The ilioinguinal nerve travels through the inguinal canal on the anterior aspect of the spermatic cord. When the oblique muscles are torn, the cord can prolapse through this defect. This can cause some scarring and entrapment of the ilioinguinal nerve. This entrapment can sometimes be identified on physical examination with a positive Tinel sign at the level of the external inguinal ring. A ilioinguinal nerve block can help establish the diagnosis.

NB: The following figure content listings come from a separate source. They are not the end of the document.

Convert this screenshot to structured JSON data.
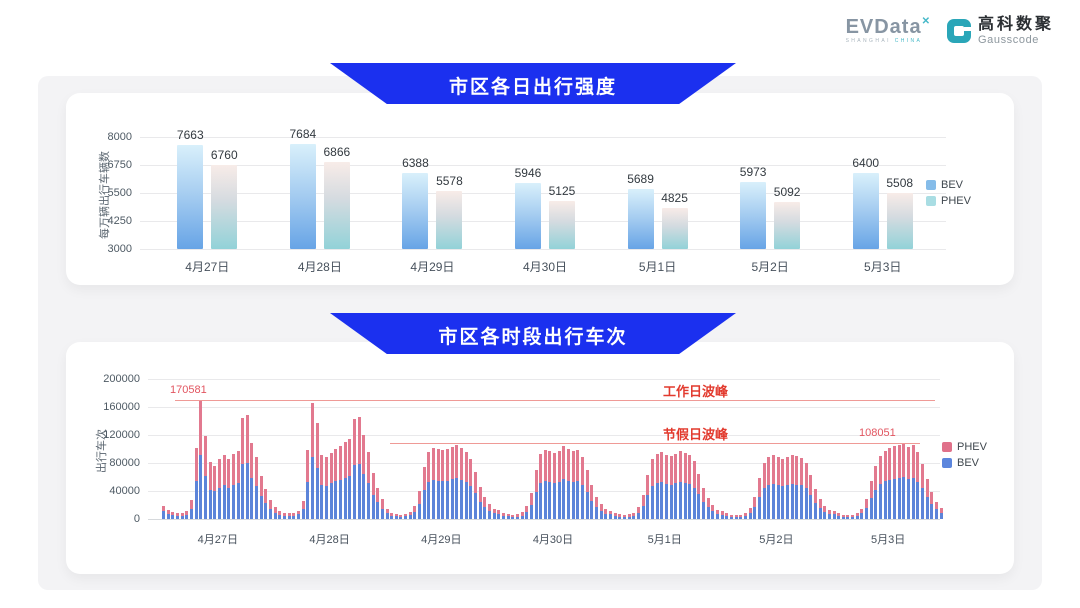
{
  "header": {
    "evdata": {
      "text": "EVData",
      "sup": "✕",
      "sub1": "SHANGHAI",
      "sub2": "CHINA"
    },
    "gausscode": {
      "cn": "高科数聚",
      "en": "Gausscode"
    }
  },
  "colors": {
    "banner_blue": "#1b30ef",
    "c1_bev_top": "#d9f0fb",
    "c1_bev_bottom": "#67a4e6",
    "c1_phev_top": "#f8ece8",
    "c1_phev_bottom": "#92d2d8",
    "c1_legend_bev": "#85bce9",
    "c1_legend_phev": "#a9dde3",
    "c2_phev": "#e2798f",
    "c2_bev": "#5c84d9",
    "ref_line": "#ef9a96",
    "ref_text": "#e23a2e",
    "ref_value_text": "#e25560"
  },
  "chart_data": [
    {
      "type": "bar",
      "title": "市区各日出行强度",
      "ylabel": "每万辆出行车辆数",
      "ymin": 3000,
      "ymax": 8000,
      "yticks": [
        3000,
        4250,
        5500,
        6750,
        8000
      ],
      "grid": true,
      "legend_position": "right",
      "legend": [
        "BEV",
        "PHEV"
      ],
      "categories": [
        "4月27日",
        "4月28日",
        "4月29日",
        "4月30日",
        "5月1日",
        "5月2日",
        "5月3日"
      ],
      "series": [
        {
          "name": "BEV",
          "values": [
            7663,
            7684,
            6388,
            5946,
            5689,
            5973,
            6400
          ]
        },
        {
          "name": "PHEV",
          "values": [
            6760,
            6866,
            5578,
            5125,
            4825,
            5092,
            5508
          ]
        }
      ]
    },
    {
      "type": "bar",
      "subtype": "stacked-hourly",
      "title": "市区各时段出行车次",
      "ylabel": "出行车次",
      "ymin": 0,
      "ymax": 200000,
      "yticks": [
        0,
        40000,
        80000,
        120000,
        160000,
        200000
      ],
      "grid": true,
      "legend_position": "right",
      "legend": [
        "PHEV",
        "BEV"
      ],
      "annotations": {
        "workday_peak_label": "工作日波峰",
        "workday_peak_value": 170581,
        "holiday_peak_label": "节假日波峰",
        "holiday_peak_value": 108051
      },
      "categories": [
        "4月27日",
        "4月28日",
        "4月29日",
        "4月30日",
        "5月1日",
        "5月2日",
        "5月3日"
      ],
      "days": [
        {
          "date": "4月27日",
          "bev": [
            11000,
            7000,
            5500,
            4500,
            4500,
            6000,
            15000,
            55000,
            91000,
            62000,
            42000,
            40000,
            45000,
            48000,
            45000,
            49000,
            52000,
            78000,
            80000,
            58000,
            47000,
            33000,
            23000,
            14000
          ],
          "phev": [
            8000,
            6000,
            4500,
            3500,
            3500,
            5000,
            12000,
            46000,
            79581,
            57000,
            39000,
            36000,
            41000,
            43000,
            41000,
            44000,
            45000,
            67000,
            69000,
            51000,
            42000,
            29000,
            20000,
            13000
          ]
        },
        {
          "date": "4月28日",
          "bev": [
            9000,
            6000,
            5000,
            4500,
            5000,
            6500,
            14000,
            53000,
            89000,
            73000,
            49000,
            47000,
            51000,
            54000,
            56000,
            59000,
            62000,
            77000,
            78000,
            64000,
            51000,
            35000,
            24000,
            15000
          ],
          "phev": [
            8000,
            5000,
            4000,
            3500,
            4000,
            5500,
            12000,
            45000,
            77000,
            64000,
            43000,
            41000,
            44000,
            46000,
            48000,
            51000,
            53000,
            66000,
            68000,
            56000,
            45000,
            31000,
            21000,
            14000
          ]
        },
        {
          "date": "4月29日",
          "bev": [
            8000,
            5000,
            4000,
            3500,
            4000,
            5500,
            10500,
            22000,
            41000,
            53000,
            56000,
            55000,
            54000,
            55000,
            57000,
            58000,
            56000,
            53000,
            47000,
            37000,
            25000,
            17000,
            11500,
            8000
          ],
          "phev": [
            6000,
            4000,
            3000,
            2500,
            3000,
            4500,
            8500,
            18000,
            34000,
            43000,
            46000,
            45000,
            44000,
            45000,
            46000,
            48000,
            46000,
            43000,
            39000,
            30000,
            21000,
            14000,
            9500,
            7000
          ]
        },
        {
          "date": "4月30日",
          "bev": [
            7000,
            5000,
            4000,
            3500,
            3500,
            5000,
            10000,
            20000,
            38000,
            51000,
            54000,
            53000,
            52000,
            53000,
            57000,
            55000,
            53000,
            54000,
            49000,
            38000,
            26000,
            17500,
            11500,
            7500
          ],
          "phev": [
            6000,
            4000,
            3000,
            2500,
            3000,
            4500,
            8000,
            17000,
            32000,
            42000,
            45000,
            44000,
            43000,
            44000,
            47000,
            45000,
            44000,
            45000,
            40000,
            32000,
            22000,
            14500,
            9500,
            6500
          ]
        },
        {
          "date": "5月1日",
          "bev": [
            6500,
            4500,
            3500,
            3000,
            3500,
            5000,
            9000,
            18500,
            34000,
            47000,
            51000,
            53000,
            50000,
            49000,
            51000,
            53000,
            52000,
            50000,
            45000,
            36000,
            25000,
            16500,
            11000,
            7000
          ],
          "phev": [
            5500,
            3500,
            3000,
            3000,
            3000,
            4000,
            8000,
            15500,
            29000,
            39000,
            42000,
            43000,
            42000,
            41000,
            42000,
            44000,
            43000,
            41000,
            38000,
            29000,
            20000,
            13500,
            9000,
            6000
          ]
        },
        {
          "date": "5月2日",
          "bev": [
            6000,
            4500,
            3500,
            3000,
            3500,
            4500,
            8500,
            17000,
            32000,
            44000,
            48000,
            50000,
            49000,
            47000,
            49000,
            50000,
            49000,
            48000,
            44000,
            34500,
            23500,
            16000,
            10500,
            7000
          ],
          "phev": [
            5000,
            3500,
            2500,
            2500,
            2500,
            4000,
            7500,
            14000,
            26000,
            36000,
            40000,
            41000,
            40000,
            39000,
            40000,
            42000,
            41000,
            39000,
            36000,
            28500,
            19500,
            13000,
            8500,
            6000
          ]
        },
        {
          "date": "5月3日",
          "bev": [
            6500,
            4500,
            3500,
            3000,
            3500,
            4500,
            8000,
            16000,
            30000,
            42000,
            50000,
            54000,
            56000,
            57000,
            58000,
            60000,
            57000,
            59000,
            53000,
            44000,
            31000,
            21500,
            14000,
            9000
          ],
          "phev": [
            5500,
            3500,
            2500,
            2500,
            2500,
            3500,
            7000,
            13000,
            24000,
            34000,
            40000,
            43000,
            45000,
            47000,
            48000,
            48051,
            46000,
            47000,
            43000,
            35000,
            26000,
            17500,
            11000,
            7000
          ]
        }
      ]
    }
  ]
}
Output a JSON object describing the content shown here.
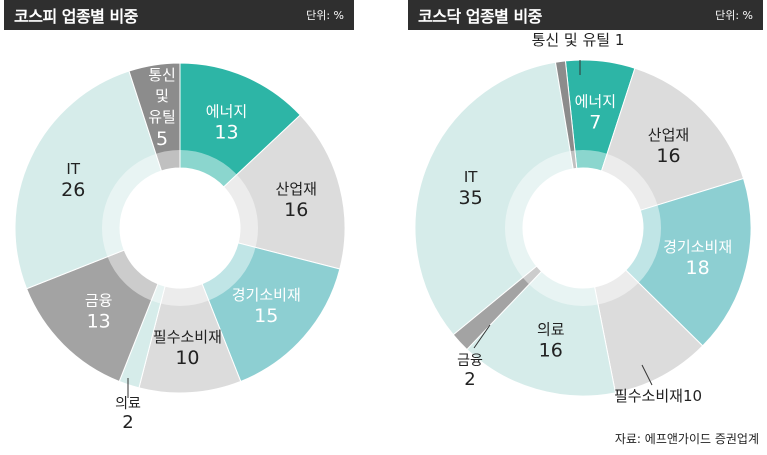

During the repair of the oblique muscles, the ilioinguinal nerve can be evaluated. If necessary a release or a neurectomy can be performed. A neurectomy will result in some areas of numbness, especially on the inside of the thigh and the outside of the scrotum. Some of this numbness may be permanent. Dr. Brown will discuss this with you in detail.
Other nerves will occasionally cause pain, including branches of the pudendal nerve, genital nerve, and the iliohypogastric nerve. If necessary, these nerves will also be evaluated.
When there is poor coordination between the contraction of the oblique muscles and the adductor muscles, then there is a strong shear stress across the symphysis pubis. If this joint shifts, then osteitis pubis can develop.
Osteitis pubis causes chronic pain just above the base of the penis. The pain is aggravated by exercise. It can also be visualized on MRI or bone scans. In patients with osteitis pubis, there should be strong consideration given to a release of the adductor longus tendon. This decreases the shear forces. Dr. Brown will discuss this with you if necessary.